Defense Secretary Mark Esper confirmed to lawmakers on Thursday that he had been briefed on intelligence that the Russians were allegedly offering bounties to Taliban-linked militants to kill U.S. troops in Afghanistan.
“I didn’t see the first report until February, when it came out in an intelligence piece of paper,” Esper told Rep. Seth Moulton (D-Mass.) during Thursday’s House Armed Services Committee hearing.
Both the head of U.S. Central Command and the commander of all U.S. troops in Afghanistan looked into the matter and neither thought the reports about Russian bounties were credible, Esper said.
The question of whether any U.S. troops were killed as a result of the alleged bounties remains unanswered. The intelligence community is investigating whether an April 2019 attack that killed three Marines near Bagram Airfield might be connected to the reported Russian bounty program, according to the Associated Press.
On Thursday, Esper said that Marine Gen. Kenneth McKenzie Jr., head of Central Command, has not found a link between Russian bounties and that specific attack.
"I believe that I got a separate report from one of my intelligence agencies saying that they cannot find any corroborating evidence with regard to that alleged program with regard to that attack on those three Marines," Esper told Rep. William Keating (D-Mass.).
Army Gen. Mark Milley, chairman of the Joint Chiefs of Staff, testified that he too had been briefed on the intelligence on the alleged bounties, but as of Thursday, the U.S. military does not have any evidence showing troops in Afghanistan were killed as a result of the Russian payments.
Milley stressed that the military is still investigating the matter.
“We're going to get to the bottom of it – this bounty thing,” Milley told Rep. Andy Kim (D-N.J.). "If, in fact, there's bounties, I'm an outraged general, just like everyone else in uniform is. If in fact there's bounties directed by the government of Russia or any other institutions to kill American soldiers, that's a big deal. That's a real big deal. That's a real big deal. We don't have that level of fidelity yet.”
The testimony from Esper and Milley stands in stark contrast with The White House, which has insisted that President Donald Trump was never briefed on the reports about Russian bounties. The New York Times reported that the intelligence appeared in the president's daily written intelligence briefing in late February.
"Intel just reported to me that they did not find this info credible, and therefore did not report it to me or @VP," Trump tweeted on June 28. "Possibly another fabricated Russia Hoax, maybe by the Fake News @nytimesbooks, wanting to make Republicans look bad!!!"
White House spokeswoman Kayleigh McEnany has also denied that the president was briefed on the matter.
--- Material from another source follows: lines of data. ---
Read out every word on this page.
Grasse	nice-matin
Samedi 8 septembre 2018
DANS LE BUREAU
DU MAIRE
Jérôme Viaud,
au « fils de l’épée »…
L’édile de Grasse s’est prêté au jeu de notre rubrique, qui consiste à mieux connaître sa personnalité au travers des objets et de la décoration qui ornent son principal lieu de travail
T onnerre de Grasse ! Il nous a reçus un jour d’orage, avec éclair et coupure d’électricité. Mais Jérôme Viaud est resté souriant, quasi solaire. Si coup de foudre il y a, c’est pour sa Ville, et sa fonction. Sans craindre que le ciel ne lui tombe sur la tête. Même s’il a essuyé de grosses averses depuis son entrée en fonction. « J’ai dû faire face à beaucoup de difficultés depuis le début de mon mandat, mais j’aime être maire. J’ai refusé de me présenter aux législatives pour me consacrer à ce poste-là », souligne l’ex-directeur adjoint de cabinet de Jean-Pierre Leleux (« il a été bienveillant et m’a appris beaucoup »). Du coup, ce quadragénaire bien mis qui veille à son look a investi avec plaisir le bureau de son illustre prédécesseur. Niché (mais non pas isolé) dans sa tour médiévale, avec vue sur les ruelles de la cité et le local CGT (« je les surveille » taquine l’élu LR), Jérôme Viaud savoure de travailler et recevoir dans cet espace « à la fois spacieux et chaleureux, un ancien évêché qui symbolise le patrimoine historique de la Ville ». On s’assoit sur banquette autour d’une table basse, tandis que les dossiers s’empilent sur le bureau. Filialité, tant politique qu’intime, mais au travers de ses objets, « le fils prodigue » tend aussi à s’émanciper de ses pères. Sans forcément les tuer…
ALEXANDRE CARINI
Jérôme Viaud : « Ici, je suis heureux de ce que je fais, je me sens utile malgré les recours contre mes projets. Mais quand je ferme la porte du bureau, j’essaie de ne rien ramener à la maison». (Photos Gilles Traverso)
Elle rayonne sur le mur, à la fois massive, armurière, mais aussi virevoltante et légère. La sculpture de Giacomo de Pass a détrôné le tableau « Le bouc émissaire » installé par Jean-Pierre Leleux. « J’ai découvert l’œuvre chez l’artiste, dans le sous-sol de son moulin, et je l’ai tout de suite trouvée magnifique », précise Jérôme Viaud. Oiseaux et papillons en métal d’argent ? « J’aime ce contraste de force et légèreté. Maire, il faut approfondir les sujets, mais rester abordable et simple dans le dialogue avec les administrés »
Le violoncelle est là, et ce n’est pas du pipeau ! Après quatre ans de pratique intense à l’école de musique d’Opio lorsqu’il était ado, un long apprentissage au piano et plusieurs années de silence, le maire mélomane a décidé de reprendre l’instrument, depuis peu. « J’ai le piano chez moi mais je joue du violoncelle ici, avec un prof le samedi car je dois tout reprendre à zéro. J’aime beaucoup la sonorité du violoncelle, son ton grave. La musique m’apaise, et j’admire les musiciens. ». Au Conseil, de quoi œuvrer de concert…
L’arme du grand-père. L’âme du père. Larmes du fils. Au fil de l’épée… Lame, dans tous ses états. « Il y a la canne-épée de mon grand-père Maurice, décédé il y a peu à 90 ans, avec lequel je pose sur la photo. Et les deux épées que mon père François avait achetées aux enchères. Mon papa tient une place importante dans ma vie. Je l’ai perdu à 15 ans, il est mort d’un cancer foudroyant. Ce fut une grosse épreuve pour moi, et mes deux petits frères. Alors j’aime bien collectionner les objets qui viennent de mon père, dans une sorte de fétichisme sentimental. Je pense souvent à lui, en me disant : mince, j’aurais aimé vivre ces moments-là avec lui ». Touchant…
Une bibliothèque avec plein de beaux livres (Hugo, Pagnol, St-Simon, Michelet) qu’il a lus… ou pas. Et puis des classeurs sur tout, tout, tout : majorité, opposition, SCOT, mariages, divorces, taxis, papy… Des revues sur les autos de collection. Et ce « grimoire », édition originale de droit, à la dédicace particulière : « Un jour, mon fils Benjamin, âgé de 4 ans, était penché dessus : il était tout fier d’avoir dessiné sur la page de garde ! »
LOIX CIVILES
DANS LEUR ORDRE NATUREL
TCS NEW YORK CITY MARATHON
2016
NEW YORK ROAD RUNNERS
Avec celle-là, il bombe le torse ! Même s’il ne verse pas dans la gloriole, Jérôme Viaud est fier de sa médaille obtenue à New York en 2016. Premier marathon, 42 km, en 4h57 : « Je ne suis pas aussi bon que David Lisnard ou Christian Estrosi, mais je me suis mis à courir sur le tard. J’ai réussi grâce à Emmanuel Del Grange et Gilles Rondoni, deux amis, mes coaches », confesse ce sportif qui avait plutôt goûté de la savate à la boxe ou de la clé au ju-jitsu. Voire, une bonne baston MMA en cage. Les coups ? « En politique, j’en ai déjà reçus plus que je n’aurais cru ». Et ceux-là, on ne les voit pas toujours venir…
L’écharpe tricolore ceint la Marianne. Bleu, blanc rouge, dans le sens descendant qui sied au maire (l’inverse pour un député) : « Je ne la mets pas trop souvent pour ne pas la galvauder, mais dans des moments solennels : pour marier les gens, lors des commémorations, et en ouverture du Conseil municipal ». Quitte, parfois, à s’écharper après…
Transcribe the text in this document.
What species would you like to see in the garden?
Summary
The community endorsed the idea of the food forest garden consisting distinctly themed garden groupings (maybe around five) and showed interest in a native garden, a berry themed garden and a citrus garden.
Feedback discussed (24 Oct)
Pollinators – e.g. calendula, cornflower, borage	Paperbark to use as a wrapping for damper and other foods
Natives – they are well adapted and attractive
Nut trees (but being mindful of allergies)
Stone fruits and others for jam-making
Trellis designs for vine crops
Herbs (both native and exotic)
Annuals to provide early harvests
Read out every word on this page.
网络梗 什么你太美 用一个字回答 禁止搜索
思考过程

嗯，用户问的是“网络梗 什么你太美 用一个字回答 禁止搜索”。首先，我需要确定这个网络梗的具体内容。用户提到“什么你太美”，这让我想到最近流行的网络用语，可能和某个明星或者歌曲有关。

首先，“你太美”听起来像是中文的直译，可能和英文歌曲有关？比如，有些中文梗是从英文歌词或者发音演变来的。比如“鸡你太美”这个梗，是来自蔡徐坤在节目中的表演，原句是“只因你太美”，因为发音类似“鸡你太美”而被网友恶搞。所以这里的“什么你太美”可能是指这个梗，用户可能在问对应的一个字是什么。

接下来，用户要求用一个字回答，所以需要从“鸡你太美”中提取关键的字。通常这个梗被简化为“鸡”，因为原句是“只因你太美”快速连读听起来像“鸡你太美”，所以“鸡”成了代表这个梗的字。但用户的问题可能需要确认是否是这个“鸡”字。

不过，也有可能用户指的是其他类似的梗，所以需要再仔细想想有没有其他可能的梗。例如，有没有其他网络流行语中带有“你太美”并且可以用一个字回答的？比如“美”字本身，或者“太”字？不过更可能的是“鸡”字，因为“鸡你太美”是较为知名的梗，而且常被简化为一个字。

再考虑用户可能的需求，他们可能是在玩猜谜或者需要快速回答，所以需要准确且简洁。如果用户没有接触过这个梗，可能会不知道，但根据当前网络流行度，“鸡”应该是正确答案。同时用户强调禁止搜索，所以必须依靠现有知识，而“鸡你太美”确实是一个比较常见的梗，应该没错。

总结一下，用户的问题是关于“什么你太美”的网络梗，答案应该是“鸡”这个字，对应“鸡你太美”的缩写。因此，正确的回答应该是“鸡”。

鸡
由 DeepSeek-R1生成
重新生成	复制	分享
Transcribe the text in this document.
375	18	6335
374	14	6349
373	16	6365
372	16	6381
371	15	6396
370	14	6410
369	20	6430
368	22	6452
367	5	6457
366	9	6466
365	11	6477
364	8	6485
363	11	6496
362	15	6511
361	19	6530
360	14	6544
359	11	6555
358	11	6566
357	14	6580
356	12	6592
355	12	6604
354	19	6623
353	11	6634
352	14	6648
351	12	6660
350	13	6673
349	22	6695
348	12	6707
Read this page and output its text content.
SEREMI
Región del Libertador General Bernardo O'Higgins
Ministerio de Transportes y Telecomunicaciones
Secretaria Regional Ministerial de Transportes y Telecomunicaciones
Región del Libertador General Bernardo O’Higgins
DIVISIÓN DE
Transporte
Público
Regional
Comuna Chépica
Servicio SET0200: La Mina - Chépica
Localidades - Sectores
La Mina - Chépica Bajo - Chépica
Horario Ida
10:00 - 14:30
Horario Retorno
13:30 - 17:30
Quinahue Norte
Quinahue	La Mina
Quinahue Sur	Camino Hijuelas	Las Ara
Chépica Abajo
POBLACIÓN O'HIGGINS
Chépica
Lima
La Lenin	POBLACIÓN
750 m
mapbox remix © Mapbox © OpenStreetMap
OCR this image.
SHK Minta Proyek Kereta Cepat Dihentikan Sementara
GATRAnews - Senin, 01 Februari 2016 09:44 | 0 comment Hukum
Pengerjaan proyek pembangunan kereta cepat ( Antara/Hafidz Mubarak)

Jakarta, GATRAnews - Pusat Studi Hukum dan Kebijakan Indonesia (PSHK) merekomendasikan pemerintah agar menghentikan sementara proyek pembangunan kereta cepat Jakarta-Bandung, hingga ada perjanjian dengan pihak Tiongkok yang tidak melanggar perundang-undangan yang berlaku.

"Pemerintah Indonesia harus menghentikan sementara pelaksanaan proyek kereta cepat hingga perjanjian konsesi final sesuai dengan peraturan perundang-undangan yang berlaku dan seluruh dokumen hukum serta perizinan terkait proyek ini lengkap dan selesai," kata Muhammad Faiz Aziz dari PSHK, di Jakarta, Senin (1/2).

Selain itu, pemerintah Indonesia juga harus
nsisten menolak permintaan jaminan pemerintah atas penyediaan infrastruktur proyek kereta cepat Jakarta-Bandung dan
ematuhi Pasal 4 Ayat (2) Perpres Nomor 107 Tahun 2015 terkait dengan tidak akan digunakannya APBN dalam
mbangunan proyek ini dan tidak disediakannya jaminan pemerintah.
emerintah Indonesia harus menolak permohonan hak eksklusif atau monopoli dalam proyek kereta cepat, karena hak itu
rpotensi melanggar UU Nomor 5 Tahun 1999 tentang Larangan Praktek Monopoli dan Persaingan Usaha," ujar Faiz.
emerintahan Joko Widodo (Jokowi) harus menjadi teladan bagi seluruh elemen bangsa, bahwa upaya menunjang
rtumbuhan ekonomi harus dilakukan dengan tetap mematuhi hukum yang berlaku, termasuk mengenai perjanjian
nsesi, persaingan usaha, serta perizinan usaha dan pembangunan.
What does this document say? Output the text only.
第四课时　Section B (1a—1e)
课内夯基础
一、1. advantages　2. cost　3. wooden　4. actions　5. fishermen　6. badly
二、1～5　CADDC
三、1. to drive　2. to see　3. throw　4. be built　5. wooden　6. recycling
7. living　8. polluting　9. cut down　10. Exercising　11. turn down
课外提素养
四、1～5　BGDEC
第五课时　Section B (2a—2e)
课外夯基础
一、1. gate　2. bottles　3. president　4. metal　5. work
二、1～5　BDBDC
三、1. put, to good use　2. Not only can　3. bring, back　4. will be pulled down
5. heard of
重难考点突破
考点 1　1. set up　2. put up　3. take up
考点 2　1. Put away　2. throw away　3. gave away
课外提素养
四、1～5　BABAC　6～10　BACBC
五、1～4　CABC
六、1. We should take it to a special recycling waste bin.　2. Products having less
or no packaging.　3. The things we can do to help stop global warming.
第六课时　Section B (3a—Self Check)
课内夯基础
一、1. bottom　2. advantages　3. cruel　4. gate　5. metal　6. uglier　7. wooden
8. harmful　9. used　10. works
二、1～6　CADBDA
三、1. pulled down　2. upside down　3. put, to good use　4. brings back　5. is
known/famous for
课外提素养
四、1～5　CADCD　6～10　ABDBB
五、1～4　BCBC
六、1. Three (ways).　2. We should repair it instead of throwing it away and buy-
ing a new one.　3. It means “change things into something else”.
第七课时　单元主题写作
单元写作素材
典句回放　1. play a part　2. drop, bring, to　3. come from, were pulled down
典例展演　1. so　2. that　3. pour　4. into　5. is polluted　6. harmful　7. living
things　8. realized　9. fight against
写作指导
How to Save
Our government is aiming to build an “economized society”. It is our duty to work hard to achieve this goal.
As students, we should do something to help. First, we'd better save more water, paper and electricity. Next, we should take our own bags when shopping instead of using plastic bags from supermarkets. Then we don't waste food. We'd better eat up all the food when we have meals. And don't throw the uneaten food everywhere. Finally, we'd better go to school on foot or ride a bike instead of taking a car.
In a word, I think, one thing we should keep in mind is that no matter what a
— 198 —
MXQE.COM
"Until there's a strategic decision for the President to make, until it is verified, it is not briefed up to the President of the United States," McEnany told reporters on July 1. "That's how intelligence works."
Meanwhile, Sen. Tammy Duckworth (D-Ill.) wants Esper to confirm that the Defense Department is investigating whether any of the bounties reportedly offered by the Russians have resulted in the deaths of U.S. troops in Afghanistan.
An Iraq war veteran, Duckworth lost both of her legs when her helicopter was shot down in 2004. She is now reportedly being considered as former Vice President Joe Biden’s running mate in November’s presidential election.
“It is unacceptable that to date, the Trump administration appears to be ignoring a matter of great importance to Gold Star Family members whose loved ones were killed while serving in Afghanistan: were any U.S. troop casualties in Afghanistan connected with the alleged GRU bounty payments to Taliban-linked militants?” Duckworth wrote in a letter to Esper on Thursday.